If this has been part of your way of thinking, let me offer you advice I once got when I was new to psychic abilities and could ACTUALLY hear what people were thinking and saying about me: What other people think of you is NONE of your business! Once I made it my policy to remind myself of that truth, life genuinely got better. There will always be naysayers. There will always be yappy dogs along your path. But anyone who is more interested in talking about your life than living their own, really is NOT someone who’s opinion should concern you. They are, in fact, admirers!
That said, I’d like to take the idea a little deeper. It just seems to me that the Western world’s one-size-fits-all approach to marriage is not really fair to anyone. If so many people have affairs and/or are hurt by affairs, maybe monogamy as defined by the State just doesn’t work. I mean, does it really make sense to go into a legally binding contract for a lifelong relationship with someone WITHOUT negotiating terms? Just because the government or a religion says “this is what you get, take it or leave it” why would we suppose that could ever lead to true happiness?
Now, I’ve always been a religious AND spiritual person, but this just seems absurd. Why would any two adults let an organization define the terms of their most intimate, most important relationship? And if we do so, why on earth would we suppose it would make…and KEEP us happy? My point is NOT that we should eschew marriage. My point is that marriage, its terms and expectations should be negotiated like the contract it is.
Would you sign any other sort of contract without reading and discussing its terms? What about a contract that bound you into a LIFETIME commitment? Don’t you think your attorney would advise you to look that thing over? Review the terms? Understand the definitions? Even negotiate a point or two?
My contention is people should sit down, discuss and negotiate. Otherwise one partner may be signing that contract thinking you are obliged to clean the house every day, make supper every night, agree to sex 3 times a week, pop out 3 babies and raise them in your spare time, all while keeping your girlish figure AND a smile on your face. Meanwhile the other partner might sign thinking you are going to get a promotion every year, provide for retirement, wine, dine, and romance them at least once per week, take them on luxury vacations, happily change poopy diapers and listen while they vent about their hard day every time you get home from work.
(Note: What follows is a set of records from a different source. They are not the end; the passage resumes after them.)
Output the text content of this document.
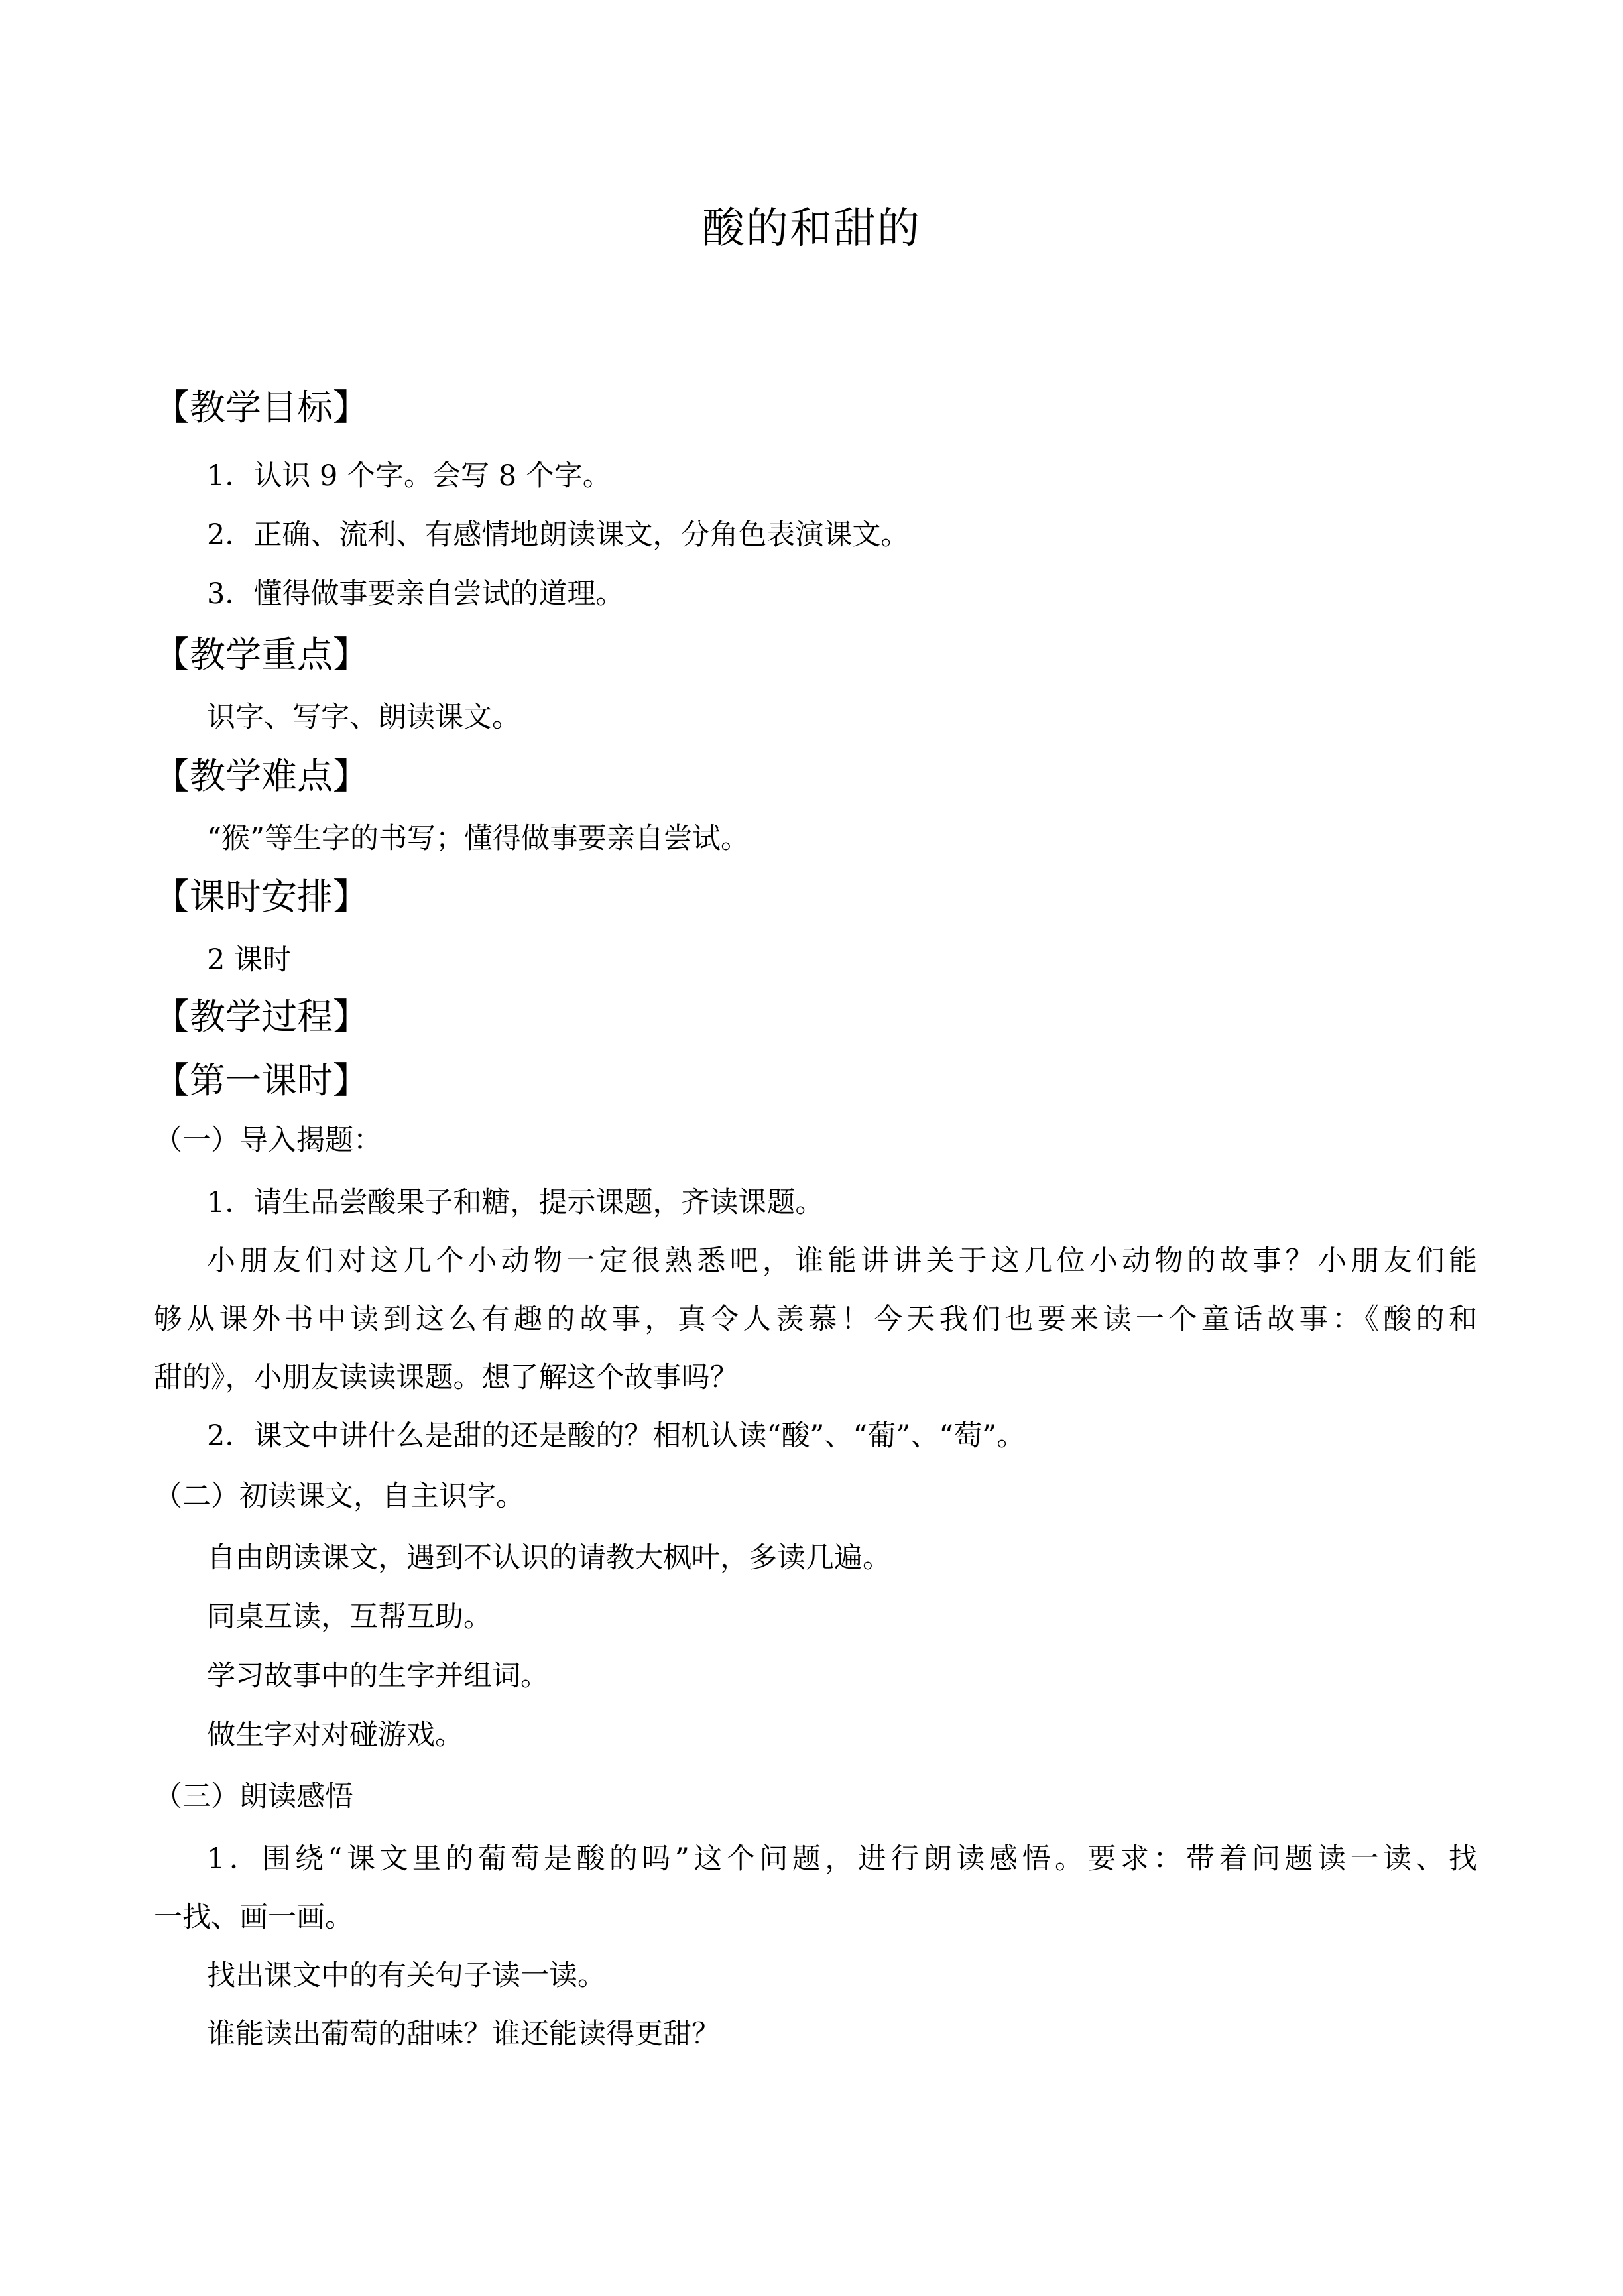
酸的和甜的
【教学目标】
1．认识 9 个字。会写 8 个字。
2．正确、流利、有感情地朗读课文，分角色表演课文。
3．懂得做事要亲自尝试的道理。
【教学重点】
识字、写字、朗读课文。
【教学难点】
“猴”等生字的书写；懂得做事要亲自尝试。
【课时安排】
2 课时
【教学过程】
【第一课时】
（一）导入揭题：
1．请生品尝酸果子和糖，提示课题，齐读课题。
小朋友们对这几个小动物一定很熟悉吧，谁能讲讲关于这几位小动物的故事？小朋友们能
够从课外书中读到这么有趣的故事，真令人羡慕！今天我们也要来读一个童话故事：《酸的和
甜的》，小朋友读读课题。想了解这个故事吗？
2．课文中讲什么是甜的还是酸的？相机认读“酸”、“葡”、“萄”。
（二）初读课文，自主识字。
自由朗读课文，遇到不认识的请教大枫叶，多读几遍。
同桌互读，互帮互助。
学习故事中的生字并组词。
做生字对对碰游戏。
（三）朗读感悟
1．围绕“课文里的葡萄是酸的吗”这个问题，进行朗读感悟。要求：带着问题读一读、找
一找、画一画。
找出课文中的有关句子读一读。
谁能读出葡萄的甜味？谁还能读得更甜？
Sound familiar?
Sure, some of those are old-fashioned ideas, but all of them are deeply entrenched in the cultural psyche and they hover in the back of our youthful dreams and fantasies when we think of marriage. Know what else is dancing around back there? Happily Ever After! That’s right! How are two people with such grand expectations going to achieve any happiness if they never discuss those expectations? Leave alone EVER AFTER, puleez!
The real truth is, people all have quite different expectations of marriage and relationships. Their families have expectations too. And often extended family can be very persistent about getting THEIR expectations met! After all, they don’t have to live with you, or fight with you before bedtime! They can wreak their havoc and walk away because they have not signed a legally binding contract.
I think maybe, when we are mature enough to sit down and negotiate marriage line by line, value by value, we will truly be ready to live it. I also think we will be mature enough, as a society, to discover that marriage is NOT just for one man and one woman. I think we will soon discover that marriage is NOT just for gay couples, either. I think we will discover that a marriage of 3 people, 4 people, or 5 people may actually work BETTER than two for a lot of folks. We may discover that people only have affairs because forcing ourselves into a couple is NOT really what works for everyone. As we relax and loosen up our definitions we will probably find something that works best for OURSELVES. And we will probably find that that kind of happiness makes it much, much easier to let other people find what works best for THEMSELVES. And wouldn’t it be nice if pursuing our own happiness ALSO meant letting other folks do the same?